Burnout is an extreme form of exhaustion caused by prolonged stress and overwork. It’s common among people in helping professions but can impact anyone, especially caregivers. Burnout happens over time and can take you by surprise, so it’s important to know the signs and symptoms. For caregivers, this may be a lack of motivation, irritability, forgetfulness or a change in outlook. Difficulty staying focused and increased mistakes are also common and can negatively impact the care you are providing. Caregivers of people with ALS should also be mindful of the physical symptoms of burnout, like fatigue, poor endurance, and decreased strength (Krishnan, et al, 2017). If you notice these symptoms, consider talking with a mental health provider about ways to cope when caring for a loved one. Some ALS clinics will have a social worker able to provide direct support or referrals in your community. You can also contact our ALS Support Team to help find providers in your area.

Mental wellness

In caregivers, depression and anxiety have been linked with increased feelings of burden (Pagnini et al. 2010). Sadness and worry are normal when a loved one is diagnosed with ALS, but if they start to interfere with your daily life and responsibilities it may be time to seek outside support. Our response to any life-changing event is hard to predict and does not define who we are. The important thing to remember is when we feel better, we often perform better which can be especially important when caring for someone with ALS. Ask for help from your loved ones so you find time to support your wellness. 

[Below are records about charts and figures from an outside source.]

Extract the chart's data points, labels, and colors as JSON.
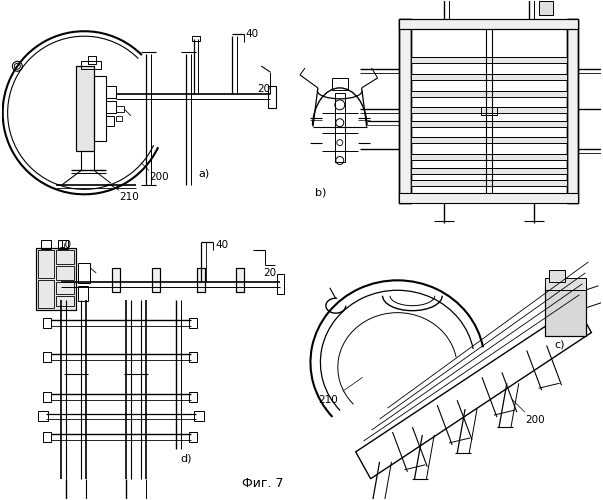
{
  "figure_title": "Фиг. 7",
  "background_color": "#ffffff",
  "fig_width": 6.03,
  "fig_height": 5.0,
  "dpi": 100,
  "label_a": "a)",
  "label_b": "b)",
  "label_c": "c)",
  "label_d": "d)"
}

Krishnan, S., York, M. K., Backus, D., & Heyn, P. C. (2017). Coping With Caregiver Burnout When Caring for a Person With Neurodegenerative Disease: A Guide for Caregivers. Coping With Caregiver Burnout When Caring for a Person With Neurodegenerative Disease: A Guide for Caregivers, 98, 805–807.

Pagnini, F., Rossi, G., Lunetta, C., Banfi P., Castelnovo, G., Corbo, M. & Molinari, E. (2010). Burden, depression, and anxiety in caregivers of people with amyotrophic lateral sclerosis. Psychology, Health & Medicine, 15 (6), 685-693.